Mas não foi o caso… Moto levantada na BMW Portugal e destino a Espinho, mas por estradas nacionais. Uma delícia a minha favorita da marca alemã para puro mototurismo. Nas boas estradas da zona saloia até Torres Vedras, foi uma alucinação ver o que esta moto é capaz de fazer, sobretudo se estiver equipada com o modo ‘dinâmico’, que oferece a taragem perfeita para uma condução de ataque e puro divertimento de curva para curva. Continua a ser a minha preferida da casa de Munique quando asfalto pela frente se mede em milhares de quilómetros. Já nesta cidade cujos primeiros vestígios remontam o período romano, aí existindo castro de Ovil, no século XVIII era parcialmente ocupada por pescadores que sazonalmente aí debandavam para a pesca.

Aqui tive de esperar mais o que o planeado, pois logo no primeiro dia a Lisa viu um joelho ganhar dimensões não previstas, o que a levou a ter de moderar o ritmo. Este atraso viría a revelar-se fatal para os planos da viagem. Dada luz verde lá arranquei rumo à terra do santo milagreiro pela N13 na companhia do meu sogro, o Fernando Daniel, que na sua Burgman 650 traria parte do equipamento de caminhante da filha ainda no próprio dia. Paragem na bela Vila Praia de Âncora para uns hamburgueres deliciosos e até à terra que já pertence à província da Corunha, foi um ‘tirinho’, com a obrigatória passagem por Vigo.

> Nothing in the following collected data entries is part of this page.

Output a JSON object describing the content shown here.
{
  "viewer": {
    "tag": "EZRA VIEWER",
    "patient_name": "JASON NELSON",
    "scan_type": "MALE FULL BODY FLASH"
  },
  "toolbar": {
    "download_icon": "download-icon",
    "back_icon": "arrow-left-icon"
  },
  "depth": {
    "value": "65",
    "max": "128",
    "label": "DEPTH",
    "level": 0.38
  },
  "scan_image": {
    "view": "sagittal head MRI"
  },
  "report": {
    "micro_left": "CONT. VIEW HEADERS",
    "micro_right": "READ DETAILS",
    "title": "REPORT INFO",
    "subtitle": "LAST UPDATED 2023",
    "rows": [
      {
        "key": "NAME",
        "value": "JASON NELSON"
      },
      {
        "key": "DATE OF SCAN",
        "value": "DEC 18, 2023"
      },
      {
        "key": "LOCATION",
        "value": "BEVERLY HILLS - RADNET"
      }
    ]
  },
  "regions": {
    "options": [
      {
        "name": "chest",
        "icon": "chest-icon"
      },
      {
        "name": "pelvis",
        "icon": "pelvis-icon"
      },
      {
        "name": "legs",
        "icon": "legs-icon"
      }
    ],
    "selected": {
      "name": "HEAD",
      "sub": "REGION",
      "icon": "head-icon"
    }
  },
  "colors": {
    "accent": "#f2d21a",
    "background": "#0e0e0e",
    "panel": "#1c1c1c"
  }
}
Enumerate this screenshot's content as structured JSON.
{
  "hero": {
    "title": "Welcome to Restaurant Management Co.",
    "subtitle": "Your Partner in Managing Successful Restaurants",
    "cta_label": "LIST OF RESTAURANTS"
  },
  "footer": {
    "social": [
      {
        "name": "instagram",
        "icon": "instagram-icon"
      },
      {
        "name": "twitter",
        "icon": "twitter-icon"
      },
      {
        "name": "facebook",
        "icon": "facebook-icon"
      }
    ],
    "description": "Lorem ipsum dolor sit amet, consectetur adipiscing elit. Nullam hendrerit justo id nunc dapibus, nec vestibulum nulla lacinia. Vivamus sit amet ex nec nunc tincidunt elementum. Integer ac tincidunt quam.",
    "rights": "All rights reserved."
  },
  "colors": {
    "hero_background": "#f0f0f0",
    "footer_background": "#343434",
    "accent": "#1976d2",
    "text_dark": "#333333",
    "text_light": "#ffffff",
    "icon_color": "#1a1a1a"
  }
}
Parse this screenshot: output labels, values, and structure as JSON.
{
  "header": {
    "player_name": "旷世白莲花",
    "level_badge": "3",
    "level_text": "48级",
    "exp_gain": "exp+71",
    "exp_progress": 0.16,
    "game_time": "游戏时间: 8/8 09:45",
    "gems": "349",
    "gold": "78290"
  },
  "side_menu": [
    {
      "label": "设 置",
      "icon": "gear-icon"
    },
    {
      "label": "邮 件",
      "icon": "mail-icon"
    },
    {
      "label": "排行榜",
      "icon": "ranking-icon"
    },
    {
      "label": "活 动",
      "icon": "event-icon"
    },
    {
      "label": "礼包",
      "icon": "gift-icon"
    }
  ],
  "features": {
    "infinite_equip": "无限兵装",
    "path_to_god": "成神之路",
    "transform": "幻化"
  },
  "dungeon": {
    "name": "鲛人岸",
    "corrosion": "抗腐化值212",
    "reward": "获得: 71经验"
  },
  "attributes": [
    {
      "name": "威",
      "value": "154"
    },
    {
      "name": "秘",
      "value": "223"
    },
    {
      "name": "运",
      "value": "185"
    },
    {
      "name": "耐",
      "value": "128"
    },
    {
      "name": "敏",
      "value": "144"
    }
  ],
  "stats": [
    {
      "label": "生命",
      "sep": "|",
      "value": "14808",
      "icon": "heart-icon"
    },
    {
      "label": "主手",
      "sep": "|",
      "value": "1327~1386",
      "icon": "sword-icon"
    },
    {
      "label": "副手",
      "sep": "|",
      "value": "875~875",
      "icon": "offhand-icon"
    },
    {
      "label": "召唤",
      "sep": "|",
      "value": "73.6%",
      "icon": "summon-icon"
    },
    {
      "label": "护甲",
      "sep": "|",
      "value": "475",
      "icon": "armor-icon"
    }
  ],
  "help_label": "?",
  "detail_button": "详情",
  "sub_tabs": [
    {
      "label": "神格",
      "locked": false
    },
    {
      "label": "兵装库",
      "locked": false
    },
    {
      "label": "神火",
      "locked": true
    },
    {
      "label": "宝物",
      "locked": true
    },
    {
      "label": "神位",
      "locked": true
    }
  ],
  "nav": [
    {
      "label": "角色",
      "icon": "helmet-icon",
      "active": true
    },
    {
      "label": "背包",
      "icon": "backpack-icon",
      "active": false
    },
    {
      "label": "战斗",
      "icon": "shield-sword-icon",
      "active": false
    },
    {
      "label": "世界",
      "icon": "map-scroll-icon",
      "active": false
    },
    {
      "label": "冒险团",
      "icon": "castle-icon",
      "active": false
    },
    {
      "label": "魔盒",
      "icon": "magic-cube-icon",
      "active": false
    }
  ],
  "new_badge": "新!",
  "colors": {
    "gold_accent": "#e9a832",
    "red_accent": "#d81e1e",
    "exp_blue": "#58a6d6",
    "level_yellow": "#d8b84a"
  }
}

Decorriam as festividades do santo da terra, e a cidade estava simplesmente invadida de gente, vinda de todos os cantos. A Lisa orgulhosamente ostentava o seu diploma de caminhante ‘certificada’ e logo me apresentou a uma série de casais e amigos que conhecera no percurso, pelo que o resto da tarde e noite foi passado em volta de tapas e dos mariscos que bem caracterizam a Galiza, encerrando com um concerto de ‘rock’ e um monumental foguetório.

O dia seguinte amanheceu como não queríamos que acontecesse num dia de Verão, mas isto seria a nossa ‘via sacra’ daqui para diante. O clima Atlântico a fazer das suas e a chuva a chatear até ao final da viagem. Pela nacional até à Corunha com paragem obrigatória junto à imprescindível torre de Hércules, o único farol romano no mundo que continua a cumprir a função, construído no século II pelo arquiteto ‘conimbricense’ (na altura Coimbra chamava-se Emínio e ficava na Lusitânia) Gaio Sérvio Lupo e reconstruído entre 1682 e 1791. Depois de muito malabarismo nas ‘engorduradas’ ruas lavadas pela chuva, a decisão foi tomar a auto-estrada e apontar a Ribadeo, na divisão entre a Galiza e as Astúrias, mas não sem antes passar por Betanzos, famosa pela tortilha húmida de ir às lágrimas.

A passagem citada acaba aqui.